Social dumping is a business strategy to slash social costs by shifting production to a state where labour rights (normally those relating to wages) are not so well protected. However, it is possible that businesses only shift their workers to provide services in a state with higher standards; but by maintaining the conditions of work in the home state, they are thus in a better position on social costs than the local, domestic businesses. On the other hand, regulatory competition is a phenomenon that occurs when, in a situation of disparate regulation, described above, governments claim to attract foreign businesses by lowering labour rights (lower wages or facilitating dismissal).
All these phenomena form part of the EU reality. For sure, to control, minimally, social dumping and to silence critics of the EU social deficit, different measures have been adopted, which have had little effect. Despite this, the phenomenon of regulatory competition has been converted into a strategy deployed by international financial authorities, established today through different mechanisms of economic governance in the EU. The result is evident. One only has to observe the worsening of disparities on labour and social issues in the EU, with Greece, Spain, Portugal and Ireland heading unemployment, job insecurity, poverty and exclusion.
In light of the foregoing, to evaluate the impact of the TTIP on labour rights, we must taken into account two conflicting premises:
• First, economic integration in the European context has had negative consequences for most male and female workers, especially in the South. This is so even though EU member states – at least until the last round of enlargement – share similar traditions on recognizing social and labour rights;
• Second, with the TTIP, two systems are going to come into contact, fundamentally opposite on the issue of recognizing and protecting labour rights, namely, the North American system and the European system (true for at least the majority of the EU states). A quick look at the number of ratifications of ILO conventions gives us an idea of the disparity: Spain has ratified 133; France, 125; Germany, 85; and the United States, 14, which does not include conventions on trade union freedom.
Faced with this situation, some propose the route of requiring the future Treaty to include non-retroactive clauses, recognition of labour standards, a carve-out for labour issues from the jurisdiction of the special dispute resolution system, etc. However, none of these clauses – in the doubtful case of integration - would avoid the future race to the bottom on labour rights.
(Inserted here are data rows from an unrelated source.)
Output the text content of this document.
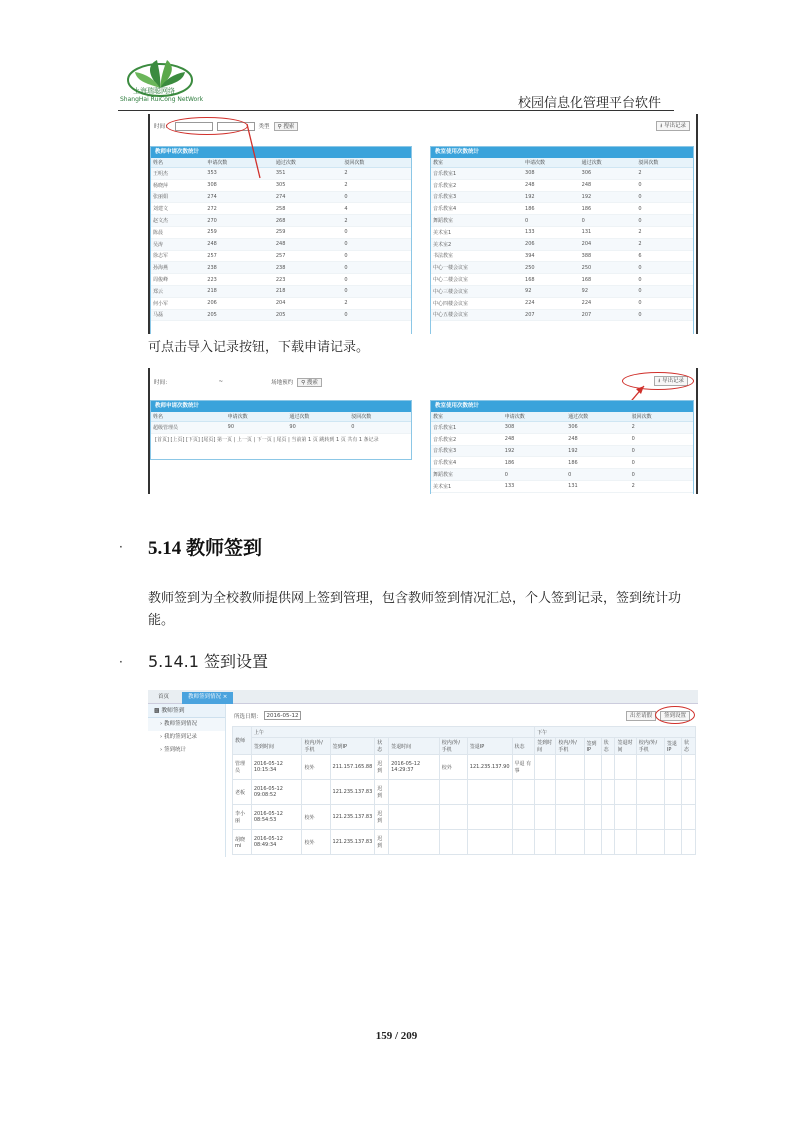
上海瑞聪网络
ShangHai RuiCong NetWork	校园信息化管理平台软件
时间：	类型	⚲ 搜索	⭳ 导出记录
教师申请次数统计
姓名	申请次数	通过次数	驳回次数
王明杰	353	351	2
杨晓萍	308	305	2
张丽娟	274	274	0
刘建文	272	258	4
赵文杰	270	268	2
陈晨	259	259	0
吴涛	248	248	0
徐志军	257	257	0
孙海燕	238	238	0
周俊峰	223	223	0
郑云	218	218	0
何小军	206	204	2
马磊	205	205	0
教室使用次数统计
教室	申请次数	通过次数	驳回次数
音乐教室1	308	306	2
音乐教室2	248	248	0
音乐教室3	192	192	0
音乐教室4	186	186	0
舞蹈教室	0	0	0
美术室1	133	131	2
美术室2	206	204	2
书法教室	394	388	6
中心一楼会议室	250	250	0
中心二楼会议室	168	168	0
中心三楼会议室	92	92	0
中心四楼会议室	224	224	0
中心五楼会议室	207	207	0
可点击导入记录按钮，下载申请记录。
时间：	~	场地预约	⚲ 搜索	⭳ 导出记录
教师申请次数统计
姓名	申请次数	通过次数	驳回次数
超级管理员	90	90	0
[首页] [上页] [下页] [尾页] 第一页 | 上一页 | 下一页 | 尾页 | 当前第 1 页 跳转到 1 页 共有 1 条记录
教室使用次数统计
教室	申请次数	通过次数	驳回次数
音乐教室1	308	306	2
音乐教室2	248	248	0
音乐教室3	192	192	0
音乐教室4	186	186	0
舞蹈教室	0	0	0
美术室1	133	131	2
· 5.14 教师签到
教师签到为全校教师提供网上签到管理，包含教师签到情况汇总，个人签到记录，签到统计功能。
· 5.14.1 签到设置
首页	教师签到情况 ×
▩ 教师签到
› 教师签到情况
› 我的签到记录
› 签到统计
所选日期： 2016-05-12	出差请假	签到设置
教师	上午								下午							
	签到时间	校内/外/手机	签到IP	状态	签退时间	校内/外/手机	签退IP	状态	签到时间	校内/外/手机	签到IP	状态	签退时间	校内/外/手机	签退IP	状态
管理员	2016-05-12 10:15:34	校外	211.157.165.88	迟到	2016-05-12 14:29:37	校外	121.235.137.90	早退 有事								
老板	2016-05-12 09:08:52		121.235.137.83	迟到												
李小丽	2016-05-12 08:54:53	校外	121.235.137.83	迟到												
胡晓mi	2016-05-12 08:49:34	校外	121.235.137.83	迟到												
159 / 209
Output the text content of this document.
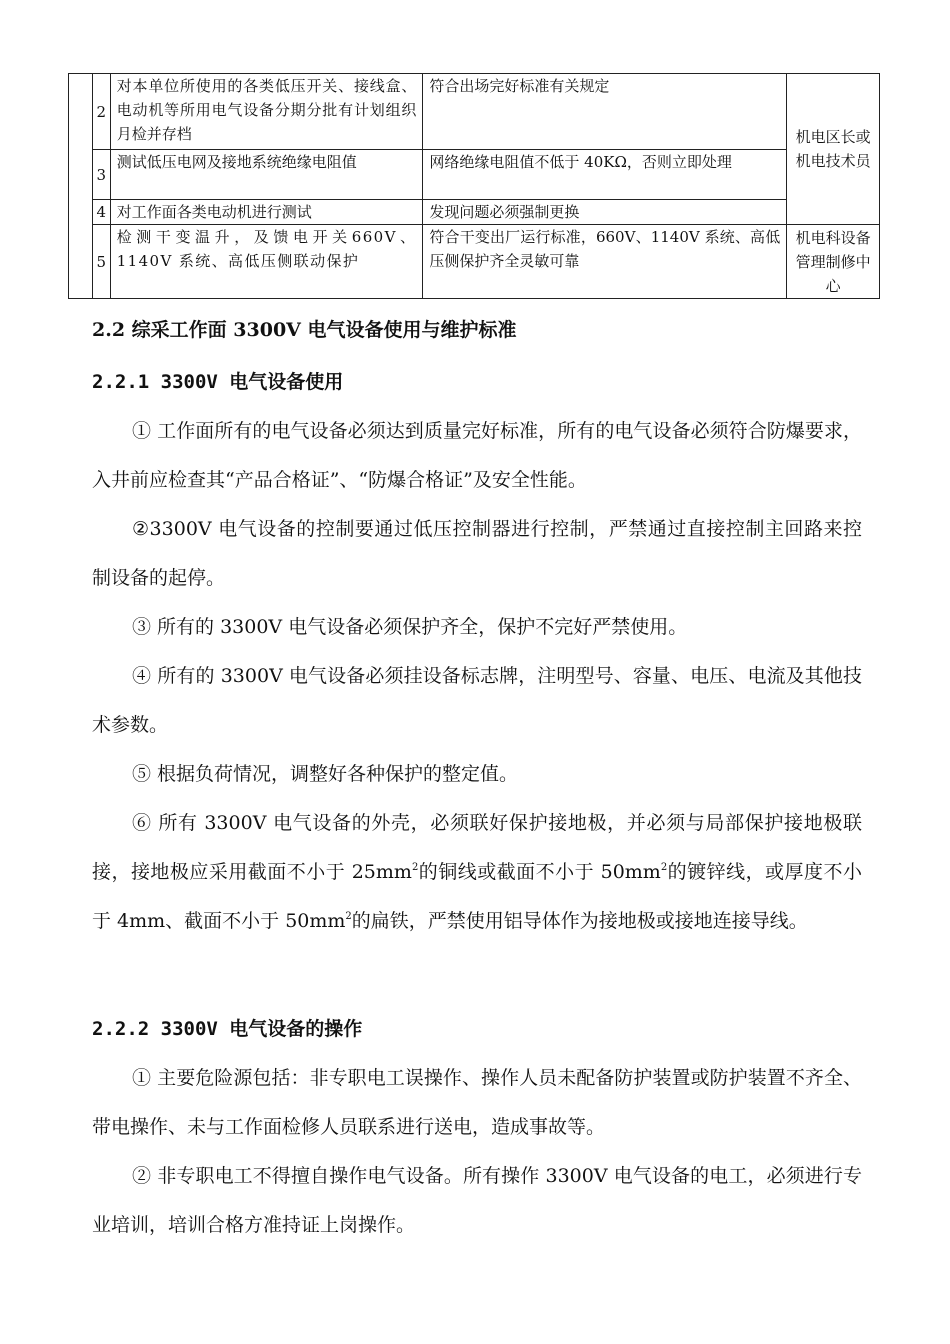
	2	对本单位所使用的各类低压开关、接线盒、电动机等所用电气设备分期分批有计划组织月检并存档	符合出场完好标准有关规定	机电区长或机电技术员
	3	测试低压电网及接地系统绝缘电阻值	网络绝缘电阻值不低于 40KΩ，否则立即处理	
	4	对工作面各类电动机进行测试	发现问题必须强制更换	
	5	检测干变温升，及馈电开关660V、1140V 系统、高低压侧联动保护	符合干变出厂运行标准，660V、1140V 系统、高低压侧保护齐全灵敏可靠	机电科设备管理制修中心
2.2 综采工作面 3300V 电气设备使用与维护标准
2.2.1 3300V 电气设备使用
① 工作面所有的电气设备必须达到质量完好标准，所有的电气设备必须符合防爆要求，入井前应检查其“产品合格证”、“防爆合格证”及安全性能。
②3300V 电气设备的控制要通过低压控制器进行控制，严禁通过直接控制主回路来控制设备的起停。
③ 所有的 3300V 电气设备必须保护齐全，保护不完好严禁使用。
④ 所有的 3300V 电气设备必须挂设备标志牌，注明型号、容量、电压、电流及其他技术参数。
⑤ 根据负荷情况，调整好各种保护的整定值。
⑥ 所有 3300V 电气设备的外壳，必须联好保护接地极，并必须与局部保护接地极联接，接地极应采用截面不小于 $25mm^2$的铜线或截面不小于 $50mm^2$的镀锌线，或厚度不小于 4mm、截面不小于 $50mm^2$的扁铁，严禁使用铝导体作为接地极或接地连接导线。
2.2.2 3300V 电气设备的操作
① 主要危险源包括：非专职电工误操作、操作人员未配备防护装置或防护装置不齐全、带电操作、未与工作面检修人员联系进行送电，造成事故等。
② 非专职电工不得擅自操作电气设备。所有操作 3300V 电气设备的电工，必须进行专业培训，培训合格方准持证上岗操作。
The EU experience has thus demonstrated it. Stopgaps do not fit in the TTIP, not on labour, environmental or health issues. Our only option to maintain our rights, is head on and decisive opposition from the peoples of Europe to demonstrate (which they have already done in respect of the false European Constitution), that all deception has its limits. Carrying out campaigns such as ATTAC, faced with the treaty is now a priority to sensibilize social majorities and to achieve a sustained movement that challenges the anti-democratic and antisocial TTIP. Once more, the response must come from the streets and be assumed as the vanguard of the battle by the political and trade union forces that defend people’s rights.